Menurut Jatna, karena jumlah yang sangat sedikit, Owa Jawa masuk dalam kategori terancam punah (Critical Endangered). Saat ini, saat ini, Owa Jawa terdistribusi terbatas di tiga taman nasional, Ujung Kulon, Gunung Gede Pangrango, dan Gunung Halimun. Selain itu, beberapa Owa hidup di cagar alam seperti Simpang , Papandayan, Talaga Warna, Tilu, Kendeng, dan Slamet.

Menurut Jatna, kendala terbesar dalam perlindungan Owa Jawa adalah berkurangnya habitat di Jawa karena kerusakan hutan dan konversi lahan pertanian. Beberapa contohnya antara lain pengurangan lahan hutan di beberapa tempat. Pada tahun 2001, terdata pengurangan 15 persen dari 15.000 hektar hutan di Simpang, 4 persen dari 76.100 hektar di Ujung Kulon, dan 2,5 persen dari 42.000 hektar hutan di Halimun.

Selain itu karena masih ada yang ingin memelihara, biasanya hanya mengambil bayi dan membunuh induk. Padahal, bila sudah besar pemelihara kewalahan karena gigi taring sangat besar. Akibatnya, Owa seringkali dibiarkan terlantar, katanya.

Untuk meminimalkan kepunahan, saat ini, di Pusat Rehabilitasi dan Penyelamatan Owa Jawa Bodogol, Taman Nasional Gunung Gede Pangrango, Jawa Barat dipelihara 27 ekor Owa Jawa. Dalam waktu lima tahun terakhir, tugas uatama pusat rehabilitasi menjodohkan antar Owa Jawa. Saat ini sudah ada 10 pasangan dan siap dikembalikan ke alam. Alasannya, selain hewan monogami, Owa Jawa tidak akan dapat bertahan bila dilepas di hutan tanpa berpasangan. Hal ini terkait proses perkawinan dan perlindungan wilayah.

"Saya pernah melihat Owa Jawa yang tidak mau pindah ke tempat lain walaupun teritorinya tinggal 10 persen. Potensi itu akan menyebabkan Owa akan mati kelaparan," katanya.
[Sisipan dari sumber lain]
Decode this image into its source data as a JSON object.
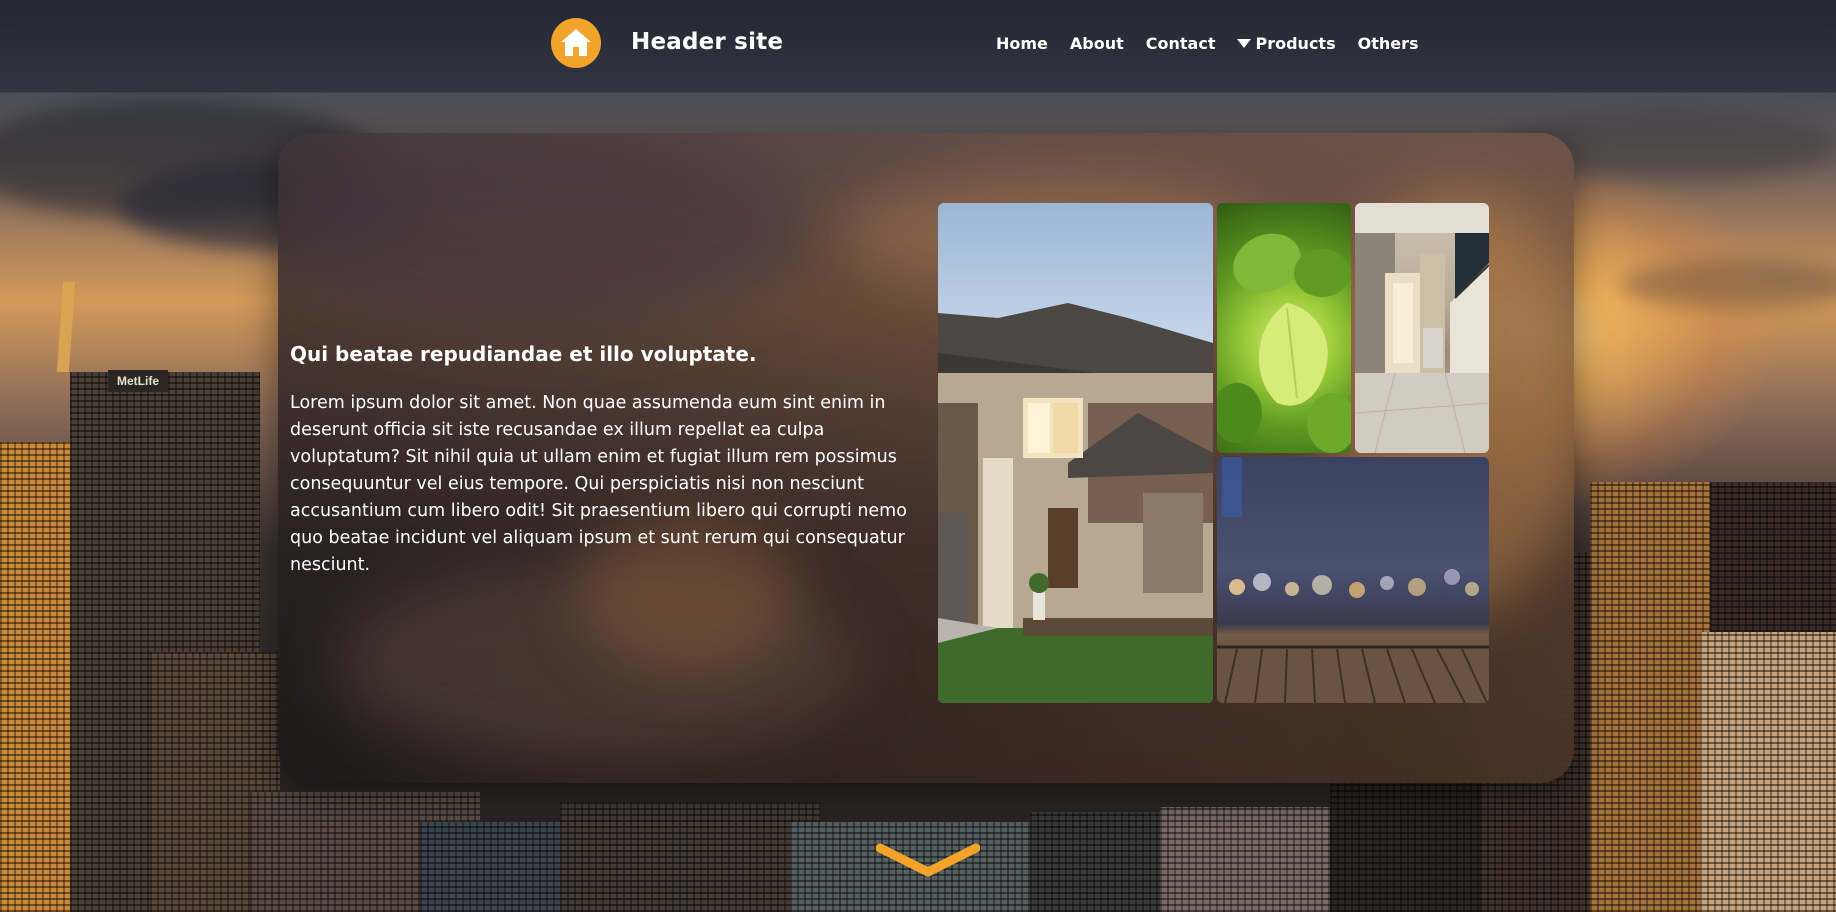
{
  "header": {
    "logo_icon": "home-icon",
    "site_title": "Header site",
    "nav": {
      "home": "Home",
      "about": "About",
      "contact": "Contact",
      "products": "Products",
      "others": "Others"
    }
  },
  "main": {
    "headline": "Qui beatae repudiandae et illo voluptate.",
    "paragraph": "Lorem ipsum dolor sit amet. Non quae assumenda eum sint enim in deserunt officia sit iste recusandae ex illum repellat ea culpa voluptatum? Sit nihil quia ut ullam enim et fugiat illum rem possimus consequuntur vel eius tempore. Qui perspiciatis nisi non nesciunt accusantium cum libero odit! Sit praesentium libero qui corrupti nemo quo beatae incidunt vel aliquam ipsum et sunt rerum qui consequatur nesciunt.",
    "gallery": [
      {
        "name": "house-photo"
      },
      {
        "name": "leaf-photo"
      },
      {
        "name": "hallway-photo"
      },
      {
        "name": "night-bokeh-photo"
      }
    ]
  },
  "scroll_indicator": {
    "icon": "chevron-down-icon"
  },
  "colors": {
    "accent": "#f2a32c",
    "header_bg": "rgba(22,24,34,0.45)",
    "text": "#ffffff"
  }
}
Akan tetapi, pusat rehabilitasi, ini tetap tidak cukup besar efeknya melindungi Owa Jawa. Diperlukan penanganan hukum ketat di Jawa, khususnya tidak memelihara Owa secara pribadi.

Selain itu, ke depannya, pemerintah daerah yang mempunyai populasi Owa Jawa diharapkan mempunyai kebijakan sejalan dengan Pemerintah pusat. Pemda bisa membuat sesuatu yang lebih baik dengan meningkatkan daerah yang masih berhutan. Diantaranya, pengembangan ekoturisme atau pun dengan kepentingan lain.